Tuesday, April 24, 2007

the past and future weeks.

i have basically been trying to keep my head above the water these past few weeks. and not just with my schedule- it's been everything- class, work, moeny, crusade stuff, family stuff, group projects, money, SIFE stuff, support raising, homework, money, roommate stuff. maybe it's because i'm in a super good mood right now, but even though i am totally overwhelmed right now, it's so great to just sit back, and look at the bigger picture. these weeks are going to fly, so the precious moments like spending time w/ God at the river and giggling for an hour straight with the roommates is what's important. that stuff is truly keeping me sane right now.

i feel the need to express what an awesome week this has been ... things are really looking up, especially after a crappy last week and weekend. i have a shot at the dean's list, my family is doing well and supporting me pretty well concerning brasil, a professor i hold in high regard seriously complimented my work in class [i think she used the word brilliant....ok i'll stop]. it's so nice to see hard work pay off.

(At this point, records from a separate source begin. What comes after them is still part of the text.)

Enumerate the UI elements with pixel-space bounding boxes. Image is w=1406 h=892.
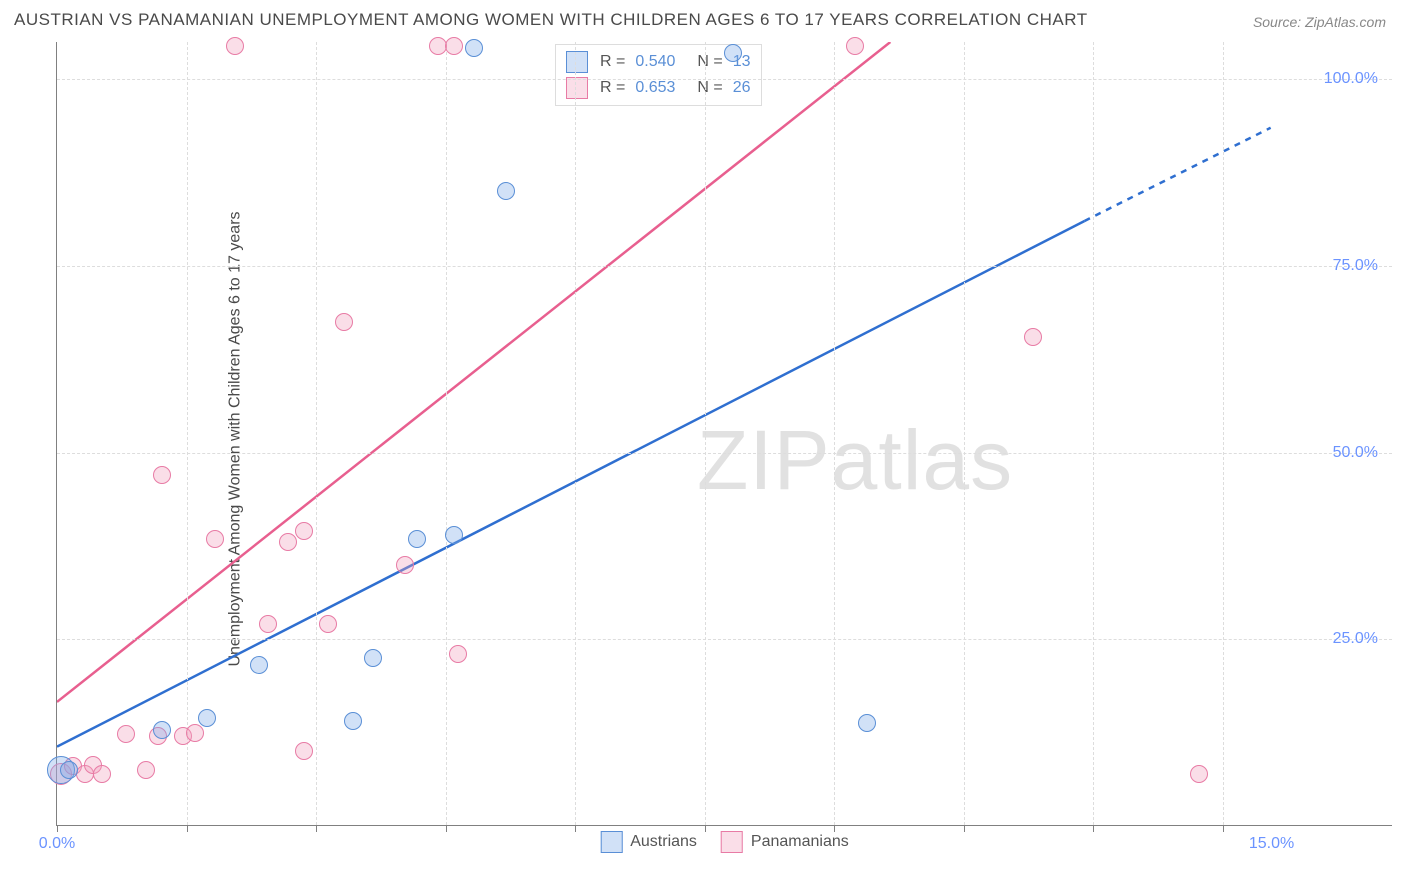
gridline-vertical xyxy=(964,42,965,825)
x-tick xyxy=(57,825,58,832)
x-tick xyxy=(187,825,188,832)
scatter-point-austrians xyxy=(465,39,483,57)
legend-swatch-panamanians xyxy=(721,831,743,853)
scatter-point-panamanians xyxy=(206,530,224,548)
watermark-text: ZIPatlas xyxy=(697,412,1013,509)
r-value: 0.540 xyxy=(635,53,675,71)
scatter-point-panamanians xyxy=(226,37,244,55)
legend-label: Austrians xyxy=(630,833,697,851)
r-value: 0.653 xyxy=(635,79,675,97)
x-tick xyxy=(834,825,835,832)
legend-row-austrians: R = 0.540 N = 13 xyxy=(566,49,751,75)
gridline-vertical xyxy=(187,42,188,825)
x-tick xyxy=(446,825,447,832)
x-tick-label: 0.0% xyxy=(39,835,75,853)
trend-line xyxy=(57,42,890,702)
gridline-vertical xyxy=(834,42,835,825)
gridline-vertical xyxy=(1223,42,1224,825)
legend-item-panamanians: Panamanians xyxy=(721,831,849,853)
r-label: R = xyxy=(600,79,625,97)
scatter-point-austrians xyxy=(153,721,171,739)
x-tick xyxy=(575,825,576,832)
scatter-point-panamanians xyxy=(137,761,155,779)
trend-line xyxy=(1085,128,1271,221)
legend-swatch-austrians xyxy=(600,831,622,853)
scatter-point-austrians xyxy=(60,761,78,779)
x-tick-label: 15.0% xyxy=(1249,835,1294,853)
gridline-vertical xyxy=(316,42,317,825)
scatter-point-austrians xyxy=(408,530,426,548)
scatter-point-panamanians xyxy=(396,556,414,574)
r-label: R = xyxy=(600,53,625,71)
gridline-horizontal xyxy=(57,266,1392,267)
scatter-point-austrians xyxy=(250,656,268,674)
trend-line xyxy=(57,221,1085,747)
x-tick xyxy=(705,825,706,832)
scatter-point-austrians xyxy=(858,714,876,732)
gridline-horizontal xyxy=(57,453,1392,454)
source-attribution: Source: ZipAtlas.com xyxy=(1253,14,1386,30)
x-tick xyxy=(1223,825,1224,832)
scatter-point-panamanians xyxy=(295,522,313,540)
scatter-point-austrians xyxy=(445,526,463,544)
gridline-vertical xyxy=(705,42,706,825)
scatter-point-panamanians xyxy=(186,724,204,742)
gridline-vertical xyxy=(446,42,447,825)
gridline-vertical xyxy=(575,42,576,825)
x-tick xyxy=(964,825,965,832)
scatter-point-panamanians xyxy=(295,742,313,760)
y-tick-label: 75.0% xyxy=(1333,257,1396,275)
x-tick xyxy=(316,825,317,832)
scatter-point-austrians xyxy=(364,649,382,667)
scatter-point-panamanians xyxy=(93,765,111,783)
scatter-point-panamanians xyxy=(259,615,277,633)
plot-area: ZIPatlas R = 0.540 N = 13 R = 0.653 N = … xyxy=(56,42,1392,826)
scatter-point-panamanians xyxy=(117,725,135,743)
scatter-point-austrians xyxy=(344,712,362,730)
y-tick-label: 25.0% xyxy=(1333,630,1396,648)
chart-title: AUSTRIAN VS PANAMANIAN UNEMPLOYMENT AMON… xyxy=(14,10,1088,30)
scatter-point-panamanians xyxy=(445,37,463,55)
scatter-point-panamanians xyxy=(319,615,337,633)
series-legend: Austrians Panamanians xyxy=(600,831,849,853)
scatter-point-austrians xyxy=(497,182,515,200)
n-label: N = xyxy=(697,79,722,97)
gridline-horizontal xyxy=(57,639,1392,640)
n-value: 26 xyxy=(733,79,751,97)
scatter-point-panamanians xyxy=(1190,765,1208,783)
x-tick xyxy=(1093,825,1094,832)
y-tick-label: 100.0% xyxy=(1324,70,1396,88)
scatter-point-panamanians xyxy=(449,645,467,663)
scatter-point-panamanians xyxy=(846,37,864,55)
trend-lines-svg xyxy=(57,42,1392,825)
gridline-vertical xyxy=(1093,42,1094,825)
gridline-horizontal xyxy=(57,79,1392,80)
scatter-point-panamanians xyxy=(279,533,297,551)
scatter-point-austrians xyxy=(198,709,216,727)
y-tick-label: 50.0% xyxy=(1333,444,1396,462)
scatter-point-panamanians xyxy=(153,466,171,484)
legend-swatch-austrians xyxy=(566,51,588,73)
n-label: N = xyxy=(697,53,722,71)
scatter-point-panamanians xyxy=(335,313,353,331)
legend-label: Panamanians xyxy=(751,833,849,851)
scatter-point-austrians xyxy=(724,44,742,62)
scatter-point-panamanians xyxy=(1024,328,1042,346)
legend-item-austrians: Austrians xyxy=(600,831,697,853)
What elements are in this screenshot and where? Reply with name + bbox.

and i'm really enjoying where i'm at. the feeling of being content with what i have is something i struggle with, but only when i fall into the comparison trap. when i keep my eyes on christ and not on so called greener fields around me, i realize i have what i have because what i have is what i need. i joke a lot about being single and bitter about it, but i love where i'm at right now. wouldn't want a relationship...seems like it would really complicate a lot of things. it just might be the thing to push me over the edge...(just kidding).

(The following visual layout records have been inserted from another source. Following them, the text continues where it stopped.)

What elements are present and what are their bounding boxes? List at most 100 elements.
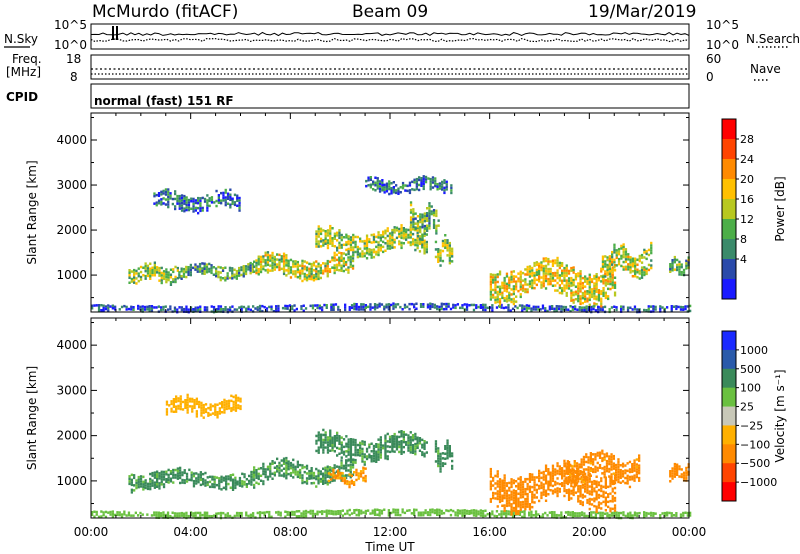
echo-cell bbox=[521, 510, 524, 514]
echo-cell bbox=[583, 512, 586, 515]
echo-cell bbox=[535, 496, 538, 499]
echo-cell bbox=[494, 497, 497, 500]
echo-cell bbox=[496, 475, 499, 478]
echo-cell bbox=[349, 438, 353, 441]
echo-cell bbox=[165, 473, 168, 476]
echo-cell bbox=[192, 482, 196, 485]
echo-cell bbox=[322, 433, 325, 437]
echo-cell bbox=[557, 514, 561, 517]
echo-cell bbox=[631, 275, 634, 278]
echo-cell bbox=[400, 435, 403, 438]
echo-cell bbox=[206, 511, 209, 515]
echo-cell bbox=[133, 271, 136, 274]
echo-cell bbox=[333, 254, 336, 257]
echo-cell bbox=[589, 454, 592, 457]
echo-cell bbox=[257, 467, 260, 471]
echo-cell bbox=[338, 231, 341, 235]
echo-cell bbox=[341, 514, 344, 517]
echo-cell bbox=[422, 511, 425, 514]
echo-cell bbox=[432, 224, 436, 227]
echo-cell bbox=[118, 511, 121, 514]
echo-cell bbox=[621, 465, 625, 468]
echo-cell bbox=[649, 514, 653, 517]
echo-cell bbox=[379, 436, 382, 439]
echo-cell bbox=[423, 234, 426, 237]
echo-cell bbox=[301, 466, 304, 470]
echo-cell bbox=[351, 257, 355, 260]
echo-cell bbox=[608, 462, 611, 466]
echo-cell bbox=[322, 472, 325, 475]
echo-cell bbox=[204, 479, 207, 482]
echo-cell bbox=[580, 480, 583, 484]
echo-cell bbox=[303, 267, 306, 271]
echo-cell bbox=[212, 514, 216, 517]
echo-cell bbox=[638, 511, 641, 515]
echo-cell bbox=[524, 480, 527, 483]
echo-cell bbox=[130, 473, 133, 477]
echo-cell bbox=[643, 271, 646, 274]
echo-cell bbox=[365, 234, 369, 237]
echo-cell bbox=[494, 492, 497, 495]
echo-cell bbox=[377, 248, 380, 252]
echo-cell bbox=[566, 460, 569, 463]
echo-cell bbox=[448, 241, 451, 245]
echo-cell bbox=[572, 278, 575, 282]
echo-cell bbox=[185, 511, 188, 515]
echo-cell bbox=[187, 208, 191, 212]
echo-cell bbox=[333, 479, 336, 482]
echo-cell bbox=[678, 273, 681, 276]
echo-cell bbox=[621, 470, 625, 473]
echo-cell bbox=[494, 296, 497, 299]
echo-cell bbox=[339, 474, 342, 477]
echo-cell bbox=[547, 257, 550, 261]
echo-cell bbox=[137, 267, 140, 270]
echo-cell bbox=[326, 231, 330, 235]
echo-cell bbox=[384, 454, 387, 457]
echo-cell bbox=[583, 306, 586, 309]
echo-cell bbox=[608, 272, 611, 276]
echo-cell bbox=[130, 280, 133, 283]
echo-cell bbox=[542, 470, 545, 474]
echo-cell bbox=[394, 511, 397, 514]
echo-cell bbox=[564, 516, 568, 519]
echo-cell bbox=[305, 276, 309, 279]
echo-cell bbox=[589, 457, 592, 460]
echo-cell bbox=[210, 264, 213, 267]
echo-cell bbox=[441, 452, 445, 455]
echo-cell bbox=[517, 277, 520, 280]
echo-cell bbox=[331, 242, 334, 245]
echo-cell bbox=[386, 247, 389, 250]
echo-cell bbox=[335, 253, 339, 257]
echo-cell bbox=[593, 289, 596, 293]
echo-cell bbox=[393, 442, 396, 446]
colorbar-segment bbox=[722, 119, 736, 140]
echo-cell bbox=[157, 192, 161, 195]
echo-cell bbox=[235, 511, 239, 515]
echo-cell bbox=[146, 305, 149, 309]
echo-cell bbox=[437, 449, 440, 453]
echo-cell bbox=[561, 467, 564, 470]
echo-cell bbox=[329, 237, 332, 240]
echo-cell bbox=[419, 220, 422, 224]
echo-cell bbox=[678, 465, 681, 468]
echo-cell bbox=[100, 304, 103, 307]
echo-cell bbox=[231, 478, 235, 481]
echo-cell bbox=[604, 296, 607, 300]
echo-cell bbox=[521, 309, 524, 312]
echo-cell bbox=[354, 443, 357, 447]
echo-cell bbox=[333, 435, 336, 438]
echo-cell bbox=[519, 270, 522, 274]
echo-cell bbox=[116, 513, 119, 517]
echo-cell bbox=[575, 467, 579, 470]
echo-cell bbox=[526, 268, 529, 271]
echo-cell bbox=[491, 309, 494, 312]
echo-cell bbox=[425, 250, 428, 254]
echo-cell bbox=[601, 308, 604, 312]
echo-cell bbox=[633, 459, 636, 462]
echo-cell bbox=[496, 490, 499, 493]
echo-cell bbox=[426, 212, 429, 215]
y-tick-label: 1000 bbox=[56, 474, 87, 488]
echo-cell bbox=[584, 490, 587, 493]
echo-cell bbox=[104, 515, 108, 519]
echo-cell bbox=[311, 514, 315, 518]
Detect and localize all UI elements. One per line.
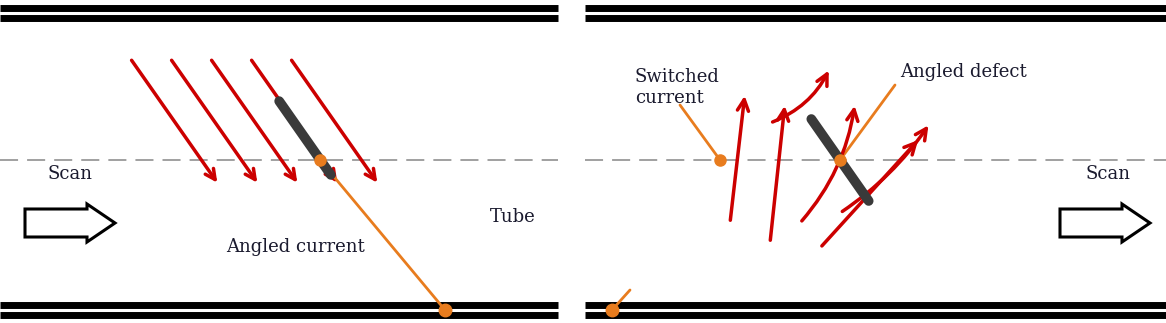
FancyArrow shape xyxy=(1060,204,1150,242)
Text: Tube: Tube xyxy=(490,208,535,226)
Text: Scan: Scan xyxy=(1086,165,1131,183)
Text: Switched
current: Switched current xyxy=(635,68,719,107)
Text: Scan: Scan xyxy=(48,165,92,183)
FancyArrow shape xyxy=(24,204,115,242)
Text: Angled current: Angled current xyxy=(226,238,364,256)
Text: Angled defect: Angled defect xyxy=(900,63,1027,81)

this is such a great time in my life. i feel like i finally know how to handle certain situations, especially this thing called 'college.' the real world will come, and when it does i will do well- i will do very well, after it kicks my butt right away. but for now i am loving just sitting back and learning, about everything from microphones and magazine layouts to managing compensation plans and marketing movements.

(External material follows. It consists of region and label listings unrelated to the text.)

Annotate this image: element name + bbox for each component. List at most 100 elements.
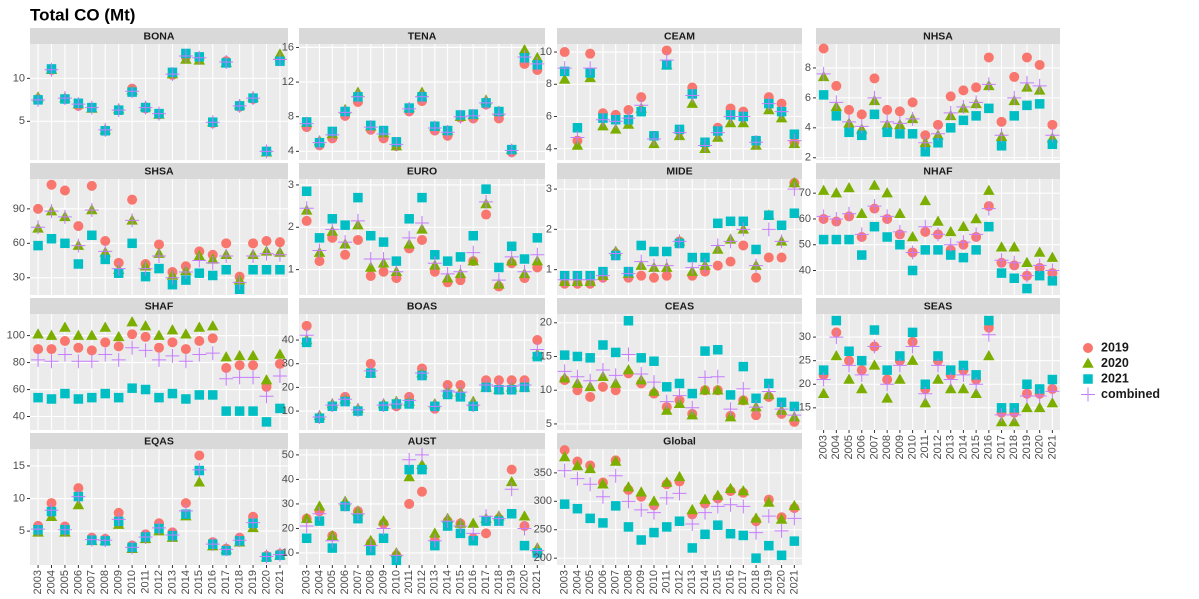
data-point (261, 264, 272, 275)
data-point (648, 385, 660, 396)
data-point (46, 233, 57, 244)
data-point (402, 230, 417, 245)
data-point (789, 401, 800, 412)
x-tick-label: 2007 (86, 570, 98, 594)
x-tick-label: 2008 (99, 570, 111, 594)
data-point (945, 123, 956, 133)
data-point (764, 540, 774, 551)
data-point (248, 360, 259, 371)
data-point (646, 258, 661, 273)
data-point (125, 213, 140, 228)
y-tick-label: 3 (288, 179, 294, 191)
data-point (427, 256, 442, 271)
data-point (363, 363, 378, 378)
data-point (764, 378, 774, 389)
data-point (943, 105, 958, 120)
data-point (208, 270, 218, 281)
data-point (856, 109, 867, 120)
panel-title: CEAM (664, 30, 695, 42)
data-point (272, 52, 287, 67)
data-point (1021, 52, 1032, 63)
data-point (774, 402, 789, 417)
data-point (636, 535, 646, 545)
data-point (570, 130, 585, 145)
x-tick-label: 2004 (313, 570, 325, 594)
data-point (646, 505, 661, 520)
data-point (234, 360, 245, 371)
data-point (570, 369, 585, 384)
y-tick-label: 50 (799, 239, 811, 251)
x-tick-label: 2008 (881, 435, 893, 459)
data-point (622, 363, 635, 375)
data-point (84, 354, 99, 369)
data-point (956, 367, 971, 382)
x-tick-label: 2018 (1008, 435, 1020, 459)
data-point (636, 92, 647, 103)
x-tick-label: 2017 (220, 570, 232, 594)
data-point (152, 352, 166, 367)
panel-title: BOAS (407, 300, 437, 312)
y-tick-label: 20 (282, 381, 294, 393)
data-point (558, 450, 571, 462)
data-point (817, 184, 830, 195)
data-point (113, 341, 124, 352)
data-point (867, 199, 882, 214)
data-point (140, 271, 151, 282)
panel-title: SHSA (144, 165, 174, 177)
data-point (194, 335, 205, 346)
data-point (272, 247, 287, 262)
data-point (1046, 251, 1059, 262)
data-point (1009, 403, 1019, 413)
data-point (659, 490, 674, 505)
data-point (314, 256, 325, 267)
data-point (127, 383, 137, 393)
data-point (274, 348, 286, 359)
data-point (787, 133, 802, 148)
data-point (504, 143, 519, 158)
strip (299, 298, 545, 314)
data-point (609, 123, 622, 134)
data-point (45, 329, 58, 340)
y-tick-label: 10 (540, 46, 552, 58)
data-point (532, 351, 543, 362)
data-point (776, 98, 787, 109)
data-point (737, 485, 750, 496)
data-point (969, 377, 984, 392)
data-point (610, 347, 621, 358)
x-tick-label: 2003 (559, 570, 571, 594)
data-point (723, 402, 738, 417)
data-point (479, 509, 494, 524)
data-point (71, 238, 86, 253)
data-point (585, 48, 596, 59)
data-point (920, 130, 931, 141)
data-point (234, 406, 245, 416)
data-point (634, 502, 649, 517)
data-point (971, 370, 981, 380)
data-point (996, 268, 1007, 278)
data-point (299, 328, 314, 343)
data-point (72, 499, 85, 510)
data-point (325, 127, 340, 142)
x-tick-label: 2021 (1046, 435, 1058, 459)
data-point (314, 516, 325, 526)
data-point (1045, 263, 1060, 278)
data-point (299, 519, 314, 534)
x-tick-label: 2019 (1021, 435, 1033, 459)
data-point (944, 382, 957, 394)
strip (299, 433, 545, 449)
data-point (153, 329, 165, 340)
data-point (46, 179, 57, 190)
data-point (46, 344, 57, 355)
data-point (831, 80, 842, 91)
data-point (1047, 276, 1058, 286)
data-point (610, 501, 621, 511)
data-point (404, 498, 415, 509)
data-point (193, 321, 206, 332)
x-tick-label: 2009 (894, 435, 906, 459)
data-point (687, 543, 698, 553)
data-point (830, 187, 843, 198)
data-point (918, 135, 933, 150)
data-point (905, 339, 920, 354)
y-tick-label: 10 (282, 547, 294, 559)
data-point (219, 371, 234, 386)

but next week will come, along with three exams [two are finals]. this year soon ends, and it is bittersweet ... leaving friends, a roommate leaving the house, friends leaving USD, me leaving my legal class ... me leaving the country! big stuff. so glad i have the ability to see and somewhat understand the bigger picture.

Thursday, April 12, 2007

grad school?

I swore I wouldn't go to grad school...but lately I've been thinking about it a bit more. I always assumed I would go, but after my freshman year of undergrad I found myself thinking...uh, NO THANKS. But USD seems to have a decent MBA program, and it would probably be a decent price... and I would need only like 11 classes or something like that, which isn't bad at all...but do I want to hang around here for another 1+ years? No...or do I? I kind of want to explore a whole new school, a new part of the country. Could I actually do it?? It would be a sweet test to just up and go to school somewhere else without any close friends...scares me a LOT, but honestly I think I might need a challenge like that to help me grow just in general.

Monday, April 02, 2007

seven weeks.

yep, only seven weeks until brazil! i am officially at 25% for support, no sign of my passport, don't really know much else. except i'm SO PUMPED! once these classes are over I will have time to focus on learning more portugeuese -- I only know a bit now, hopefully over break I will get time to listen to them.